How do you determine if the improper integral converges or diverges #int (1/(3x)-6) dx# from negative infinity to 0?

1 Answer
Mar 25, 2018

#int_-oo^0(1/(3x)-6)dxrArr# diverges to #-oo#

Explanation:

To evaluate a two-sided improper integral, split it into two integrals and express each as a limit like so:

#int_-oo^0(1/(3x)-6)dx#

#=lim_(s->-oo)int_s^-1(1/(3x)-6)dx+lim_(t->0)int_-1^t(1/(3x)-6)dx#

Now compute the integrals and evaluate the limits:

#rArrlim_(s->-oo)[lnabs(3x)/3-6x]_s^-1#

#rArrlim_(s->-oo)[(ln3/3+6)-(lnabs(3s)/3-6s)]#

#rArr[(ln3/3+6)-(oo+oo)]->-oo#

Therefore the integral diverges as it approaches #-oo#.

Technically, we could stop here.

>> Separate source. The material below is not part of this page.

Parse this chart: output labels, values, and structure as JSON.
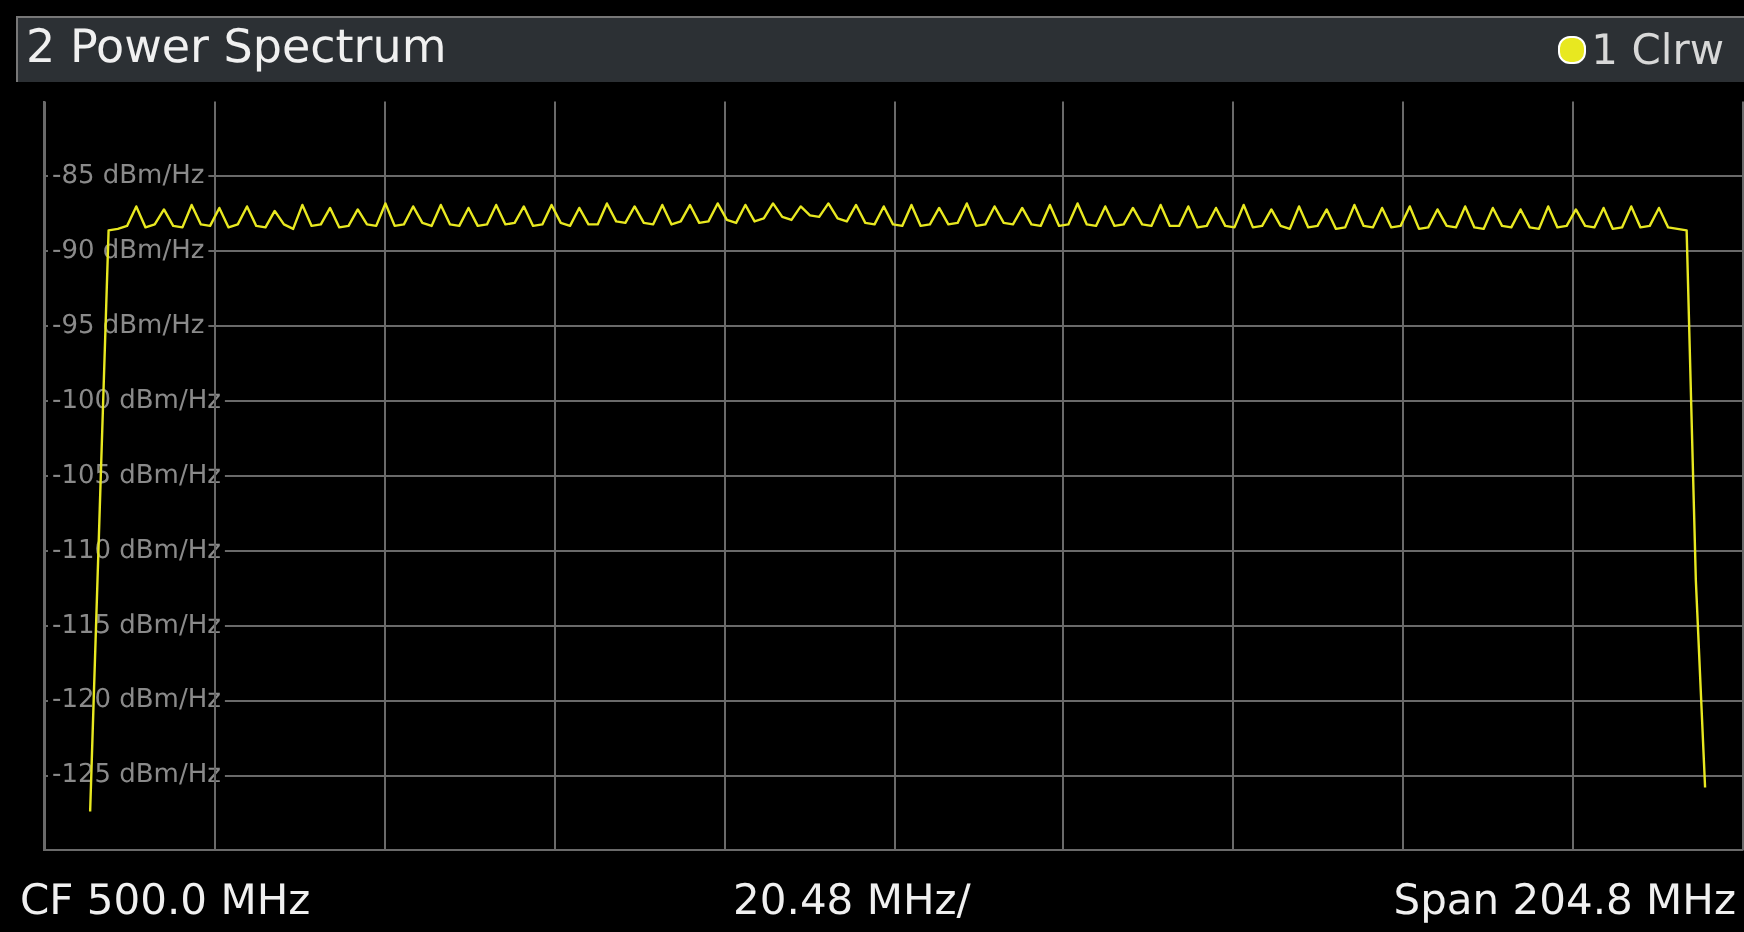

If one integral diverges, the whole expression will diverge. But let's evaluate the second limit just for good measure:

#rArrlim_(t->0)[lnabs(3x)/3-6x]_-1^t#

#rArrlim_(t->0)[(lnabs(3t)/3-6t)-(ln3/3+6)]#

#rArr[(-oo-0)-(ln3/3+6)]->-oo#

And again we see the integral also diverges as it approaches 0.